Securitization Lobby in Disarray After Most Directors Quit

The main trade association for the securitization industry is in turmoil after most of the board resigned in a dispute with the group’s executive director over governance and bonuses, according to six people with knowledge of the matter.

The exodus at the American Securitization Forum puts the future of the group in question, said the people, who spoke on condition of anonymity because the dispute isn’t public. Members that quit include Bank of America Corp., JPMorgan Chase & Co., Deutsche Bank AG, Citigroup Inc. and law firm Cadwalader, Wickersham & Taft LLP, the people said.

The resignations came after the board attempted to remove the forum’s executive director, Tom Deutsch, but was unable to fire him because of the way the association’s governing documents are written, said the people. Part of the dispute concerns bonuses that Deutsch was paid, the people added.

Deutsch, who joined the group’s staff in 2004 after working as a lawyer at Cadwalader, issued a statement saying, “We remain focused on the advocacy and educational needs of all of the interests in the structured finance industry.”

While the statement didn’t directly address the mass resignations, Deutsch said negotiations over the association’s separation several years ago from the Securities Industry and Financial Markets Association have been “messier and more difficult than expected.”

Other Firms

Other firms that have left the group or pulled their employees off the board included Amherst Securities Group LP, Fitch Ratings Ltd., Moody’s Investors Service and Natixis SA, the people said. Ralph Daloisio of Natixis was the chairman of the ASF board; he didn’t return calls seeking comment.

Zia Ahmed, a spokesman for Bank of America, confirmed that the bank quit the forum, declining to comment further. Sean Dobson, head of Amherst Securities, left the board “due to concerns around transparency and governance,” said Tom Johnson, a spokesman for the bond broker. Spokesmen for other board members either declined to comment, didn’t respond to messages, or couldn’t be reached.

The ASF, based in New York, lobbies and holds conferences for the industry, which packages loans and leases into securities. Last year, securitization produced more than $500 billion of new bonds globally.

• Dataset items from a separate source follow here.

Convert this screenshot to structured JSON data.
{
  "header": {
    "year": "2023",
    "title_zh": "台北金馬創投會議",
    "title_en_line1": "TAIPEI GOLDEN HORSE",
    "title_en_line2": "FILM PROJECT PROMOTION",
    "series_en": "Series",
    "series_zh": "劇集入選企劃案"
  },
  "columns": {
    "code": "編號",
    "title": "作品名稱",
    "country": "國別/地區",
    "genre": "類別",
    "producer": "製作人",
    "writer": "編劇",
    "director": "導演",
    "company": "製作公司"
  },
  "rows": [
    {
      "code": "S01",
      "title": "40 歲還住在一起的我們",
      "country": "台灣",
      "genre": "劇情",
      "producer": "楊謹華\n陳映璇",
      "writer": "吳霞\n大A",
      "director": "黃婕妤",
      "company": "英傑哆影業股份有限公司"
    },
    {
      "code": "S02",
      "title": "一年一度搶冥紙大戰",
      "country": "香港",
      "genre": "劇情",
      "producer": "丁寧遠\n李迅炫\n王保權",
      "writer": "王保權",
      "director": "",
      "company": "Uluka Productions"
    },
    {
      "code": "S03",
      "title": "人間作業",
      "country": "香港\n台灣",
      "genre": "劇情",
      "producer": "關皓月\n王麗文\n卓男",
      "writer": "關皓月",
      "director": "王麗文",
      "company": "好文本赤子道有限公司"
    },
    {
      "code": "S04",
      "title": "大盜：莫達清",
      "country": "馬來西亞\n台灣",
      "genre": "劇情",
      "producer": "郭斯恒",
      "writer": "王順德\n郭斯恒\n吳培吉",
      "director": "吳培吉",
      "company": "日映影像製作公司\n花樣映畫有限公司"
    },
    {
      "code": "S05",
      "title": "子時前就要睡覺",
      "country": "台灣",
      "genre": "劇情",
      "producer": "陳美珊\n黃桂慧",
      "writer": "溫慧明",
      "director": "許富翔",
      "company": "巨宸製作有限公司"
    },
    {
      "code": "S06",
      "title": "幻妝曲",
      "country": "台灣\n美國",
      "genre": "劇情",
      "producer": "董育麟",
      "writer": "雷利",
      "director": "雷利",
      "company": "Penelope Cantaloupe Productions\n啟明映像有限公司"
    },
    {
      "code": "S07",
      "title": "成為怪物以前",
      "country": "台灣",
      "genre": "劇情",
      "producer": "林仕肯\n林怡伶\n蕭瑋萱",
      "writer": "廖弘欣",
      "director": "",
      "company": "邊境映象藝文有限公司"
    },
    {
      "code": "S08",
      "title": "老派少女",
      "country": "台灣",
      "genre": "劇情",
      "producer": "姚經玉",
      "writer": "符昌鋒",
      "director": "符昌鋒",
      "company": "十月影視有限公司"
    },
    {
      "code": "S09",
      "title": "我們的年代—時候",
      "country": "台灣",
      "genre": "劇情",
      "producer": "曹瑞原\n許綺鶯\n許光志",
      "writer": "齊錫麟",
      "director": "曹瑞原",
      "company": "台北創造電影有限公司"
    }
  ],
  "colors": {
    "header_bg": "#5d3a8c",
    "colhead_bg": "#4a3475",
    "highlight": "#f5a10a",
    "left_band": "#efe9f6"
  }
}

In testimony to Congress last year, Deutsch said the forum had 330 members. According to the group’s website, members include issuers, investors, financial intermediaries, rating companies, legal and accounting firms, trustees and servicers.

Lavish Conferences

The group is known for hosting a lavish annual meeting that has returned to Las Vegas after moving to less glitzy locations after the 2008 financial crisis. It took place in January at the Aria Hotel and Convention Center, home to Cirque du Soleil’s show “Zarkana.” Attendance totaled more than 5,300, Deutsch said at the time.

The ASF makes much of its money through conferences, said the people familiar with the matter. In Las Vegas this year, members paid as much as $1,810 to attend when registering on site, while costs for non-members were up to $2,560, according to the ASF website.

Sifma Split

The association was founded in 2002 as part of Sifma, Wall Street’s biggest lobbying group. In 2010, it split off from Sifma -- a contentious divorce, during which Deutsch was allowed to set up the ASF as a separate entity with himself as the sole member and director of the new organization, one of the people said.

That governing structure was supposed to be temporary though it persists, and a committee established to negotiate with Deutsch has made little headway on a new arrangement, the person said.

Deutsch faced an earlier round of defections last year over governance complaints highlighted in a letter of resignation to the board from Vernon Wright, its first chairman. Directors weren’t permitted to review some financial information, including staff pay, and had no legal control over the group, wrote Wright, an ASF founder who was chief financial officer of credit-card issuer MBNA Corp.

The “corporate-governance concerns lead me to the conclusion that the executive director is not being properly supervised,” he wrote.